Saturday, July 23, 2016

QS: Night Project – Veer (7/23/16)

49:06 – Another compendium of the thoughts and madness of PQ Ribber with musical assaults, The Magic Island, Bob and Ray, Joe Scott, the Pedestrian, and much more!!

 

This work is licensed under a Creative Commons Attribution-NonCommercial-NoDerivs 3.0 United States License.

Attribution by PQ Ribber.

Released July 2016 on The Overnightscape Underground (onsug.com), an Internet talk radio channel focusing on a freeform monologue style, with diverse and clever hosts presenting unique programs, historic archival material, and nocturnal audio

posted by pqribber at 2:53 pm filed in Jul16,music,PQ,ramplers  

4 Comments »

  1. Ah, got you out of your shell! Enjoyed the driveline mayhem; not crazy about Culture Club, though. Did any of those people play harmonica or did they have to go rent a guy?

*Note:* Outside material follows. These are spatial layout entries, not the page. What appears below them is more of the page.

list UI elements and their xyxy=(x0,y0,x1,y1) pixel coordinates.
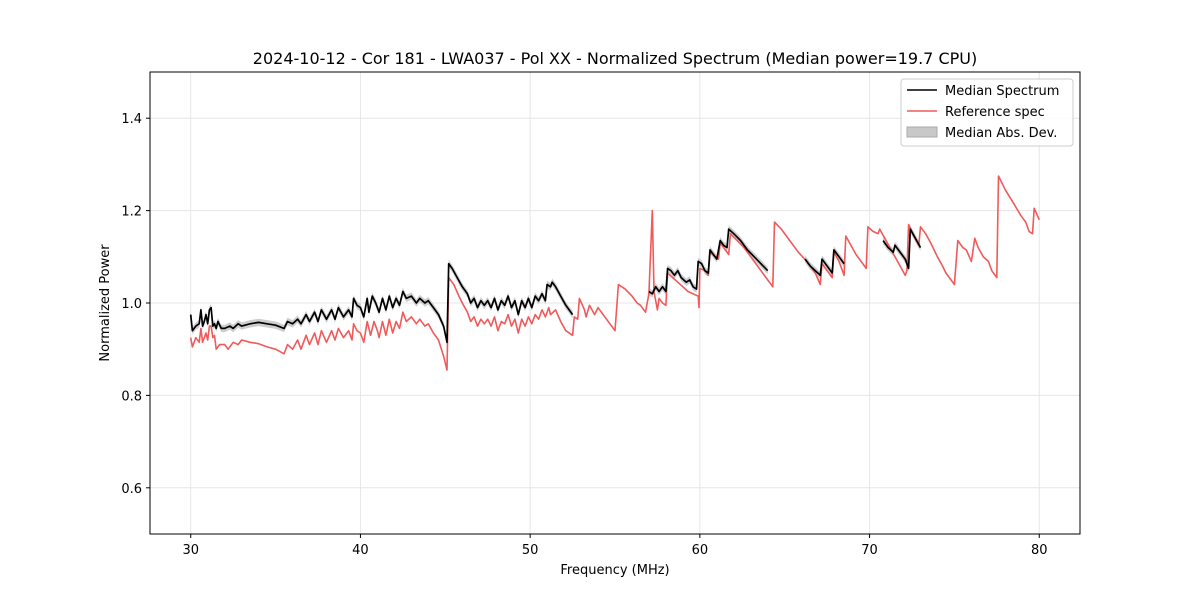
x-tick-label: 80 xyxy=(1031,543,1048,558)
tick-layer: 30 40 50 60 70 80 0.6 0.8 1.0 1.2 1.4 xyxy=(121,112,1047,558)
x-tick-label: 30 xyxy=(182,543,199,558)
y-tick-label: 0.8 xyxy=(121,389,142,404)
legend-reference-label: Reference spec xyxy=(945,105,1045,120)
legend-box xyxy=(900,78,1074,147)
legend-median-label: Median Spectrum xyxy=(945,84,1059,99)
y-tick-label: 1.4 xyxy=(121,112,142,127)
chart-title: 2024-10-12 - Cor 181 - LWA037 - Pol XX -… xyxy=(253,49,977,68)
x-tick-label: 70 xyxy=(861,543,878,558)
median-spectrum-line xyxy=(804,249,845,277)
legend-mad-patch-swatch xyxy=(906,126,938,138)
legend: Median Spectrum Reference spec Median Ab… xyxy=(900,78,1074,147)
y-tick-label: 0.6 xyxy=(121,482,142,497)
x-tick-label: 50 xyxy=(522,543,539,558)
median-spectrum-line xyxy=(882,228,922,270)
legend-mad-label: Median Abs. Dev. xyxy=(945,126,1057,141)
x-axis-label: Frequency (MHz) xyxy=(560,563,669,578)
y-tick-label: 1.2 xyxy=(121,205,142,220)
x-tick-label: 40 xyxy=(352,543,369,558)
y-tick-label: 1.0 xyxy=(121,297,142,312)
reference-spec-line xyxy=(189,175,1041,371)
median-spectrum-line xyxy=(189,262,574,344)
x-tick-label: 60 xyxy=(692,543,709,558)
series-layer xyxy=(189,175,1041,371)
median-spectrum-line xyxy=(648,228,769,295)
y-axis-label: Normalized Power xyxy=(98,244,113,362)
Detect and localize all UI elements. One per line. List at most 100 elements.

    Speaking of which: what was that 1980’s music genre called (all British as I recall) that would include the songs, “Come On Eileen”, “Karma Chameleon” etc, that had a folksy-country sound?

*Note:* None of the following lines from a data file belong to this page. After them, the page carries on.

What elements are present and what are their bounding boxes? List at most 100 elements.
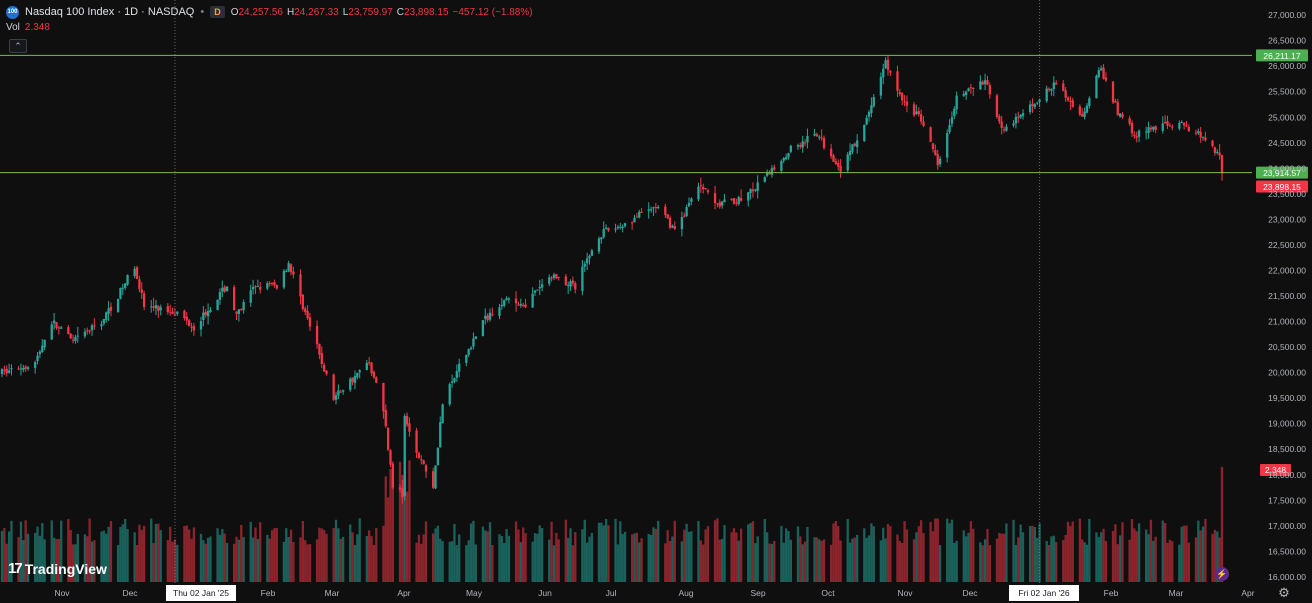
volume-bar (341, 536, 345, 582)
volume-bar (967, 532, 970, 582)
candle-body (657, 207, 660, 209)
candle-body (5, 368, 8, 374)
time-tick-label: Thu 02 Jan '25 (173, 588, 229, 598)
volume-bar (548, 539, 551, 582)
volume-bar (813, 537, 816, 582)
tradingview-wordmark: TradingView (24, 560, 107, 577)
volume-bar (837, 526, 840, 582)
volume-bar (796, 526, 800, 582)
candle-body (503, 300, 506, 306)
volume-bar (737, 540, 740, 582)
symbol-title[interactable]: Nasdaq 100 Index · 1D · NASDAQ (25, 6, 195, 18)
volume-bar (17, 537, 20, 582)
candle-body (69, 333, 72, 339)
candle-body (474, 336, 477, 339)
volume-bar (116, 544, 120, 582)
candle-body (420, 459, 423, 461)
volume-label[interactable]: Vol (6, 22, 20, 33)
candle-body (133, 268, 136, 277)
data-badge[interactable]: D (210, 6, 225, 18)
volume-bar (834, 521, 838, 582)
candle-body (948, 124, 951, 133)
time-tick-label: Oct (821, 588, 835, 598)
volume-bar (896, 534, 899, 582)
volume-bar (780, 525, 783, 582)
volume-bar (995, 538, 999, 582)
candle-body (1036, 102, 1039, 104)
lightning-icon[interactable]: ⚡ (1215, 567, 1229, 581)
candle-body (737, 197, 740, 205)
volume-bar (983, 539, 987, 582)
candle-body (370, 362, 373, 374)
volume-bar (555, 532, 558, 582)
volume-bar (898, 541, 901, 582)
volume-bar (169, 526, 172, 582)
volume-bar (242, 537, 245, 582)
candle-body (299, 274, 302, 297)
candle-body (467, 349, 470, 355)
time-axis-background (0, 584, 1312, 603)
volume-bar (922, 533, 925, 582)
volume-bar (1168, 539, 1172, 582)
candle-body (1050, 89, 1053, 91)
volume-bar (282, 541, 286, 582)
tradingview-logo[interactable]: 17 TradingView (8, 560, 107, 577)
candle-body (536, 289, 539, 291)
candle-body (713, 192, 717, 204)
gear-icon[interactable]: ⚙ (1278, 585, 1290, 600)
volume-bar (1097, 537, 1100, 582)
volume-bar (83, 534, 87, 582)
volume-bar (1066, 521, 1070, 582)
volume-bar (889, 526, 892, 582)
volume-bar (912, 539, 916, 582)
volume-bar (484, 530, 487, 582)
time-tick-label: Mar (325, 588, 340, 598)
volume-bar (604, 518, 608, 582)
volume-bar (690, 531, 693, 582)
candle-body (739, 198, 743, 201)
candle-body (652, 207, 655, 209)
volume-bar (1194, 537, 1198, 582)
volume-bar (431, 533, 435, 582)
candle-body (813, 133, 816, 136)
volume-bar (569, 528, 572, 582)
volume-bar (1137, 523, 1141, 582)
candle-body (938, 158, 942, 165)
candle-body (486, 315, 489, 320)
candle-body (749, 189, 752, 194)
volume-bar (704, 529, 707, 582)
volume-bar (498, 534, 501, 582)
candle-body (1220, 155, 1224, 174)
candle-body (780, 161, 783, 171)
candle-body (1201, 136, 1205, 138)
volume-bar (434, 528, 437, 582)
candle-body (107, 308, 110, 314)
volume-bar (233, 543, 236, 582)
volume-bar (585, 542, 589, 582)
candle-body (353, 376, 357, 383)
volume-bar (1002, 533, 1006, 582)
collapse-legend-button[interactable]: ⌃ (9, 39, 27, 53)
candle-body (315, 325, 319, 345)
volume-bar (574, 532, 577, 582)
volume-bar (782, 542, 785, 582)
volume-bar (1171, 541, 1174, 582)
candle-body (931, 143, 935, 150)
candle-body (550, 277, 553, 279)
volume-bar (420, 543, 423, 582)
volume-bar (304, 540, 307, 582)
volume-legend: Vol 2.348 (6, 22, 50, 33)
candle-body (450, 381, 454, 383)
volume-bar (522, 527, 525, 582)
candle-body (10, 368, 13, 370)
volume-bar (533, 533, 537, 582)
volume-tag-label: 2.348 (1265, 465, 1287, 475)
volume-bar (1216, 531, 1219, 582)
candle-body (519, 304, 522, 306)
candle-body (1161, 123, 1164, 131)
price-tick-label: 25,000.00 (1268, 112, 1306, 122)
volume-bar (856, 534, 859, 582)
candle-body (55, 322, 58, 329)
candle-body (889, 70, 892, 73)
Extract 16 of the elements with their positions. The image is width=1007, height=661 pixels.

    Comment by Jimbo — July 23, 2016 @ 5:17 pm

  2. It’s Britpop, isn’t it?

    Comment by Shambles — July 23, 2016 @ 7:08 pm

  3. I don’t think so… (After some research I found) Dexys Midnight Runners appear to fit into the Celtic Folk genre (or at least, “Come on Eileen” does). Culture Club might be BritPop, but that seems to be a term than popped up in the 1990s.

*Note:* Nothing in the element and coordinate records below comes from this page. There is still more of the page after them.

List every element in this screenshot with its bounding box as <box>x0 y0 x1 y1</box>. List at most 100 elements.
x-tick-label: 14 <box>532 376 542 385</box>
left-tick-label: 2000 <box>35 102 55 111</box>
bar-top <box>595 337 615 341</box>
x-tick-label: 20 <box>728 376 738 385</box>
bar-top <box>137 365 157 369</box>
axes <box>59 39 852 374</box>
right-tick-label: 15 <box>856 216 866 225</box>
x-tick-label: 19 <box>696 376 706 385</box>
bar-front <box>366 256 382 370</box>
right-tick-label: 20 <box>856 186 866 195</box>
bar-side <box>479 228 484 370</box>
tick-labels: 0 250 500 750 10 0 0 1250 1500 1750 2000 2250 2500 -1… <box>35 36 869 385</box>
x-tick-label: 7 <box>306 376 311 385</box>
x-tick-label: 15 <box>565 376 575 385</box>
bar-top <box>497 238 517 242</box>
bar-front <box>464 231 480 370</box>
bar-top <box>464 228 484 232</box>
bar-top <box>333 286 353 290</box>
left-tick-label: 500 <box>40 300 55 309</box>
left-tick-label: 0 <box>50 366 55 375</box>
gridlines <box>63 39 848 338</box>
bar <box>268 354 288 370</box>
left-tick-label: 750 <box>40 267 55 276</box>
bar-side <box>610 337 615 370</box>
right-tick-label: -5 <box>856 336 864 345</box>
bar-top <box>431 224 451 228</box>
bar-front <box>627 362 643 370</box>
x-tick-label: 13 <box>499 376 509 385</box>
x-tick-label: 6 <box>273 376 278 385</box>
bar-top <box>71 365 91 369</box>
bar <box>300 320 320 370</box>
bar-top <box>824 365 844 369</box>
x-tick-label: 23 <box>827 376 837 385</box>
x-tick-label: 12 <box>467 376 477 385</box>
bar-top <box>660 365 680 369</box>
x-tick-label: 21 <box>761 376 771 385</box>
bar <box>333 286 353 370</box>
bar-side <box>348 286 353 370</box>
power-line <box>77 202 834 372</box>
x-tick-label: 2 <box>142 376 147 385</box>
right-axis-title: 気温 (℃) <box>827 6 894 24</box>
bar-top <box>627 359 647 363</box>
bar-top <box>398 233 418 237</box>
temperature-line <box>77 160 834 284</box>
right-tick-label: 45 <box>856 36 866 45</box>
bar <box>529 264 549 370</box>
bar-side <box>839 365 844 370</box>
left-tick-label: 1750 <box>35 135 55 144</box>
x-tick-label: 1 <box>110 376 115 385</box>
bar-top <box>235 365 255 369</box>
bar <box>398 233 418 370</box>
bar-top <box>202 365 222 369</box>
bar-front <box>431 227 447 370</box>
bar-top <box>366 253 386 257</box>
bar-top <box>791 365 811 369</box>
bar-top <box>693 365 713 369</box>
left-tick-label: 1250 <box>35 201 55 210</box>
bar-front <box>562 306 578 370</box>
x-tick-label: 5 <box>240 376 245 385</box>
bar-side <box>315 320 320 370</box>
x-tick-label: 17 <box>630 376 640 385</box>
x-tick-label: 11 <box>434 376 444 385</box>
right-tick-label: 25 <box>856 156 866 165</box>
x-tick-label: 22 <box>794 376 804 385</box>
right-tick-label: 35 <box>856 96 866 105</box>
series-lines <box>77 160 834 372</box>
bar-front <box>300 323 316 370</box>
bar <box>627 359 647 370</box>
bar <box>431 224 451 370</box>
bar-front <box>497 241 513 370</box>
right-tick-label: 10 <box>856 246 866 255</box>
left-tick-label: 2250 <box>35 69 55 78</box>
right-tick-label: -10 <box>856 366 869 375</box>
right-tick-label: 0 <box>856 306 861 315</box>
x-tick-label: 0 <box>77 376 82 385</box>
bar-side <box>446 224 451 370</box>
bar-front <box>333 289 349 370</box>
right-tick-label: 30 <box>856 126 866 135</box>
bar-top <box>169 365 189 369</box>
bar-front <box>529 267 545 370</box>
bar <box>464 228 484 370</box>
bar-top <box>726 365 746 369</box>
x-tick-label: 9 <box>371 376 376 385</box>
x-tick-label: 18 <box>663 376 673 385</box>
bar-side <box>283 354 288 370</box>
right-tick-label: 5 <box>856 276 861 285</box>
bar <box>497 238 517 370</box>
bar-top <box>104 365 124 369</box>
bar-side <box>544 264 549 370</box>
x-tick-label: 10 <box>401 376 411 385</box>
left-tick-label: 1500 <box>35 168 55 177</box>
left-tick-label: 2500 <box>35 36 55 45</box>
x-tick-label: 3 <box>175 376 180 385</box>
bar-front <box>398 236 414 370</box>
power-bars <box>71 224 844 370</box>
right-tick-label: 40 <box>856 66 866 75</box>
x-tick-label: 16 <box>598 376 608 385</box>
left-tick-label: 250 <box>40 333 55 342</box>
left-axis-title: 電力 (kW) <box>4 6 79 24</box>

    At any rate, there was a folk/hillbilly influence during this time in Britain for a bit, but it seems short-lived.

    Comment by Jimbo — July 24, 2016 @ 4:38 am

  4. So called ‘Britpop’ (it was really just a marketing term, trying to captitalise on the whole ‘Cool Britannia’ schtick surrounding the election of Tony Blair and ‘New Labour’), was a late nineties/early noughties thing. Blur and Oasis were the two main groups given the label, with other, vaguely similar acts like Pulp, Elastica and Supergrass also lumped together under the banner.

    Culture Club are usually labelled as a New Wave band – most specifically as part of the Synthpop sub-genre of New Wave.

    As for Dexy’s Midnight Runners, I think that they originally came out of the ‘Northern Soul’ scene. They had a lot of personnel changes between albums, reflected in their changing sound from album to album which, I think, is what makes them hard to pin down in terms of musical genre.